買ってきたパンを食べ、心を落ち着けるために読みかけの小説を少し読み進めてから出かける準備を始めた。鏡に向かって化粧をしながら、これから会うmasaさんのことについて考える。アプリの写真のように穏やかな笑みを浮かべてあらわれるだろうか。それとも真剣な表情で待っているだろうか。波が寄せてはひくように、期待と不安が私の胸に交互にやって来る。自分の顔をある角度から見ると自信が湧いてきて、別のある角度から見るとその自信がみるみるしおれていく。masaさんは私の姿を見てどう思うだろうか。私は彼と違って、アプリに自分の顔写真を載せていなかった。
京王線で新宿に向かうと、雨はさらに勢いを増した。地上に出て大量の傘が駅前を埋め尽くす光景を目の当たりにした瞬間、私は急に帰りたい衝動に駆られた。雨が私の心を花冷えにさせていた。こんな悪天候のなかで出会った人と、晴れやかな関係が築けるはずがない。桜色の折り畳み傘を握りしめながら東口の階段で俯いていると、スマートフォンが鳴った。

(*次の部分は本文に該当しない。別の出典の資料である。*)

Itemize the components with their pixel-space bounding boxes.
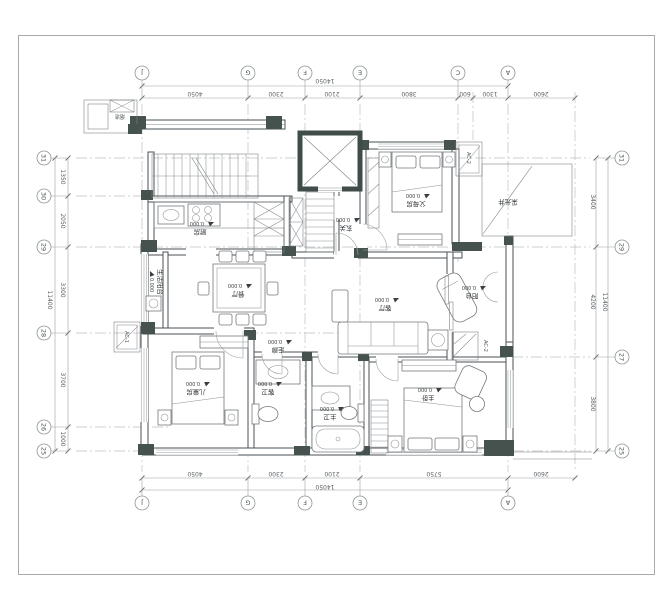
room-label-living-room: 客厅 0.000	[375, 296, 399, 313]
room-label-master-bath: 主卫 0.000	[320, 405, 344, 422]
kitchen-cabinets	[254, 198, 303, 252]
children-desk	[200, 336, 248, 348]
guest-bath-toilet	[252, 404, 278, 424]
room-name: 阳台	[466, 292, 479, 301]
dim-label: 2600	[533, 470, 548, 477]
living-side-table	[428, 330, 448, 350]
entry-stairs	[306, 192, 334, 252]
room-label-kitchen: 厨房 0.000	[190, 220, 214, 237]
room-label-guest-bath: 客卫 0.000	[258, 380, 282, 397]
room-name: 父母房	[406, 200, 426, 209]
grid-bubble-label: 31	[618, 154, 626, 162]
grid-bubble-label: 28	[40, 329, 48, 337]
dimension-right: 3400 4200 3800 11400	[589, 156, 611, 454]
room-elevation: 0.000	[375, 296, 389, 302]
ac-label: AC-1	[123, 331, 129, 343]
room-name: 玄关	[339, 224, 353, 233]
dim-label: 600	[459, 90, 471, 97]
dim-label: 3800	[589, 396, 596, 411]
master-dresser	[402, 360, 456, 371]
room-name: 客厅	[378, 304, 392, 313]
living-cabinet	[332, 290, 348, 322]
round-table	[470, 397, 485, 412]
dim-label: 2100	[324, 90, 339, 97]
light-well	[482, 164, 572, 236]
grid-bubbles-bottom: J G F E A	[135, 478, 515, 510]
grid-bubble-label: F	[303, 69, 307, 77]
parents-wardrobe	[368, 158, 379, 228]
room-label-service-balcony: 生活阳台 0.000	[148, 269, 165, 295]
grid-bubble-label: F	[303, 499, 307, 507]
grid-bubble-label: G	[245, 499, 250, 507]
room-elevation: 0.000	[462, 284, 476, 290]
dim-label: 3800	[401, 90, 416, 97]
grid-bubble-label: 29	[618, 243, 626, 251]
dim-label: 14050	[315, 77, 334, 84]
dimension-bottom: 4050 2300 2100 5750 2600 14050	[140, 470, 578, 493]
kitchen-sink	[158, 206, 184, 224]
dim-label: 2300	[268, 90, 283, 97]
ac-unit-1: AC-1	[114, 322, 140, 352]
floor-plan-drawing: 14050 4050 2300 2100 3800 600 1300 2600 …	[0, 0, 670, 600]
grid-bubble-label: 27	[618, 353, 626, 361]
room-elevation: 0.000	[406, 192, 420, 198]
room-elevation: 0.000	[228, 282, 242, 288]
grid-bubble-label: J	[141, 69, 144, 77]
room-name: 主卫	[323, 413, 337, 422]
bathtub	[312, 426, 364, 452]
dim-label: 4050	[187, 470, 202, 477]
room-name: 主卧	[421, 394, 435, 403]
dim-label: 14050	[315, 483, 334, 490]
room-label-light-well: 采光井	[498, 198, 518, 207]
grid-bubble-label: E	[358, 69, 362, 77]
room-elevation: 0.000	[190, 220, 204, 226]
grid-bubble-label: A	[505, 69, 510, 77]
room-elevation: 0.000	[148, 278, 154, 292]
room-name: 儿童房	[186, 388, 206, 397]
dim-label: 2050	[59, 213, 66, 228]
dim-label: 2300	[268, 470, 283, 477]
grid-bubble-label: 31	[40, 154, 48, 162]
shelf-strip	[371, 400, 388, 453]
elevator	[300, 133, 360, 192]
main-stairs	[152, 154, 258, 198]
grid-bubble-label: C	[455, 69, 460, 77]
dim-label: 2600	[533, 90, 548, 97]
dim-label: 11400	[601, 292, 608, 311]
ac-unit-2-right: AC-2	[452, 332, 488, 360]
room-name: 走廊	[271, 346, 285, 355]
parents-dresser	[398, 234, 442, 245]
grid-bubble-label: A	[505, 499, 510, 507]
flue-label: 烟道	[115, 113, 125, 120]
children-bed	[172, 352, 224, 424]
dim-label: 1000	[59, 431, 66, 446]
grid-bubble-label: J	[141, 499, 144, 507]
grid-bubble-label: 25	[40, 447, 48, 455]
room-elevation: 0.000	[320, 405, 334, 411]
dimension-top: 14050 4050 2300 2100 3800 600 1300 2600	[140, 77, 578, 101]
grid-bubble-label: 29	[40, 243, 48, 251]
dim-label: 3400	[589, 194, 596, 209]
balcony-door-arc	[483, 272, 498, 302]
room-name: 厨房	[194, 228, 207, 237]
room-name: 采光井	[498, 198, 518, 207]
ac-label: AC-2	[465, 152, 471, 164]
room-elevation: 0.000	[418, 386, 432, 392]
living-sofa	[338, 322, 428, 354]
room-name: 客卫	[261, 388, 275, 397]
drawing-sheet: 14050 4050 2300 2100 3800 600 1300 2600 …	[0, 0, 670, 600]
room-elevation: 0.000	[186, 380, 200, 386]
dim-label: 4200	[589, 294, 596, 309]
grid-bubbles-right: 31 29 27 25	[596, 151, 629, 458]
ac-label: AC-2	[482, 340, 488, 352]
dim-label: 4050	[187, 90, 202, 97]
dim-label: 2100	[324, 470, 339, 477]
room-label-children-room: 儿童房 0.000	[186, 380, 210, 397]
dim-label: 3700	[59, 372, 66, 387]
room-label-parents-room: 父母房 0.000	[406, 192, 430, 209]
grid-bubble-label: 30	[40, 192, 48, 200]
grid-bubble-label: G	[245, 69, 250, 77]
dim-label: 1300	[482, 90, 497, 97]
grid-bubble-label: 25	[618, 447, 626, 455]
dim-label: 11400	[46, 290, 53, 309]
ac-unit-2-top: AC-2	[456, 142, 482, 176]
room-name: 餐厅	[231, 290, 245, 299]
kitchen-counter	[154, 202, 284, 228]
room-elevation: 0.000	[258, 380, 272, 386]
room-elevation: 0.000	[268, 338, 282, 344]
dim-label: 5750	[426, 470, 441, 477]
room-elevation: 0.000	[336, 216, 350, 222]
dim-label: 1350	[59, 169, 66, 184]
washing-machine	[146, 296, 161, 311]
grid-bubble-label: 26	[40, 423, 48, 431]
room-name: 生活阳台	[156, 269, 165, 295]
dim-label: 3300	[59, 282, 66, 297]
grid-bubble-label: E	[358, 499, 362, 507]
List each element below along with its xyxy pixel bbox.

『こんにちは。いま東口に到着しました。紺色のシャツに黒いズボン姿です』
私は少し悩んでから返信した。
『こんにちは。私も東口にいます。階段の上のあたりで、桜色の折り畳み傘を持って立っています』
ややあって、背後から階段を上がる足音が聞こえてきた。きっとmasaさんのものだという確信が私にはあった。たくさんの足音のなかで、その一つだけが私をめがけてまっすぐ響いている気がした。
「カノンさんですか?」
すぐうしろで声がした。私はハッとして振り返った。
「初めまして。マサです」
「初めまして。カノンです」
私は深々とお辞儀をしたあと、マサさんの顔を見上げた。マサさんは想像していたよりも背が高くて、写真よりも少しふっくらしていたが、笑顔だけは変わらず丸みを帯びていて柔らかかった。
「なんだか、緊張しますね」
マサさんがこめかみを掻きながら言う。私は黙って頷いた。
「お昼、まだですよね。近くにスパゲッティが美味しい喫茶店を知ってるんです。スパゲッティは好きですか?」
「スパゲッティは好きです」
「じゃあ、行きましょう」
マサさんはこれから向かう方角を指さしながら歩き始めた。私は探検隊の隊長についていく隊員のように、マサさんのうしろについて歩いた。いつのまにか雨は上がっていた。